Personal information
- Full name: Sarah Hornung
- Nationality: Switzerland
- Born: 18 April 1996 (age 30) Büren an der Aare, Switzerland
- Height: 1.51 m (4 ft 11+1⁄2 in)
- Weight: 43 kg (95 lb)

Sport
- Sport: Shooting
- Event: 10 m air rifle (AR40)
- Club: SC Bueren an der Aare
- Coached by: Roger Chassat

Medal record
Women's shooting
Representing Switzerland
Summer Youth Olympics
| Gold medal – first place | 2014 Nanjing | AR40 |
European Games
| Silver medal – second place | 2015 Baku | AR40 |

= Sarah Hornung =

Swiss sport shooter (born 1996)

Sarah Hornung (born April 14, 1996 in Büren an der Aare) is a Swiss sport shooter. She won a gold medal in the girls' 10 m air rifle at the 2014 Youth Olympic Games in Nanjing, China, and then collected a silver on her senior debut at the 2015 European Games in Baku, Azerbaijan, securing her a place on the Swiss shooting squad for the 2016 Summer Olympics in Rio de Janeiro. Hornung trains for the shooting team at the sport club Bueren an der Aare in her native Denges under her personal coach Roger Chassat.

Hornung started off her competitive shooting career at the 2014 Summer Youth Olympics in Nanjing, China, where she took home the gold medal in the girls' 10 m air rifle with an impressive score of 207.8, beating Singapore's Martina Veloso by a slight 0.6-point margin.

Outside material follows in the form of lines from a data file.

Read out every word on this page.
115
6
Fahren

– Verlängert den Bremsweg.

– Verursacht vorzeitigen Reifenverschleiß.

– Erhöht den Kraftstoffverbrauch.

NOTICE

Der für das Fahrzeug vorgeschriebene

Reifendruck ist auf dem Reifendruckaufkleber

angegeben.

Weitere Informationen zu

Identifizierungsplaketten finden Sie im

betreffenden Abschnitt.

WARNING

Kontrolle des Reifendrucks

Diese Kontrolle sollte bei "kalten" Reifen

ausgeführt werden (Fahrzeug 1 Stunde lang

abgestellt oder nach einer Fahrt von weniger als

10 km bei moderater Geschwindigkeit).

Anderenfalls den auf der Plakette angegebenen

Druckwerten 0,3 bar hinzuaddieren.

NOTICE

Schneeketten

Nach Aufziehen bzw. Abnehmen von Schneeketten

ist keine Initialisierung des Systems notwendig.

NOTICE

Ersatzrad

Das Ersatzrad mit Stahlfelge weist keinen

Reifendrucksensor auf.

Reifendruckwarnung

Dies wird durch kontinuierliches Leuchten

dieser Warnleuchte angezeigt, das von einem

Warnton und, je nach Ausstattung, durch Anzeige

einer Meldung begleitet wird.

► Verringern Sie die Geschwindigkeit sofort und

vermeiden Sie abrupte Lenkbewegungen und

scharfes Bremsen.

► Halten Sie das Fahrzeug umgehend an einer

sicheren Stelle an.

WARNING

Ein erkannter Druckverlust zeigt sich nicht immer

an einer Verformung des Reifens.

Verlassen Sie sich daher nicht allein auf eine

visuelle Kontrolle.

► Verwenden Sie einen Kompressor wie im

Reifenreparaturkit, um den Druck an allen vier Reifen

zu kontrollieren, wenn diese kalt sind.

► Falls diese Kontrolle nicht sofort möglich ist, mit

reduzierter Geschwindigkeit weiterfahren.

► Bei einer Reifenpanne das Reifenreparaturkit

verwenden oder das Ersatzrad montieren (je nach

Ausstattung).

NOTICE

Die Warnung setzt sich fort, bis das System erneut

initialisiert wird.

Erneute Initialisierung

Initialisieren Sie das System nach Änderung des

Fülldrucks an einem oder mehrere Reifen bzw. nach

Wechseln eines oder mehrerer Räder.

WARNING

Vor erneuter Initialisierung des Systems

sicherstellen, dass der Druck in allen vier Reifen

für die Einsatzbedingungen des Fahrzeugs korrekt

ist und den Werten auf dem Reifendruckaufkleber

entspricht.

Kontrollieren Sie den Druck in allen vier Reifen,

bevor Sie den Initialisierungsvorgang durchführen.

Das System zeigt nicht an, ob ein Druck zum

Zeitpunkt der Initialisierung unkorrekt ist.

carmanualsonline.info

On her senior debut at the inaugural 2015 European Games in Baku, Azerbaijan, Hornung battled against the Serbian shooter and 2012 Olympian Andrea Arsović for the gold medal in the women's 10 m air rifle final, but narrowly missed a hit by a slimmest 0.1-point margin, ending up with a silver at a European junior record of 207.7. With Arsović having previously booked her Olympic place from the World Cup series, Hornung earned a spot for the Swiss squad and is expected to compete for the 2016 Summer Olympics in Rio de Janeiro.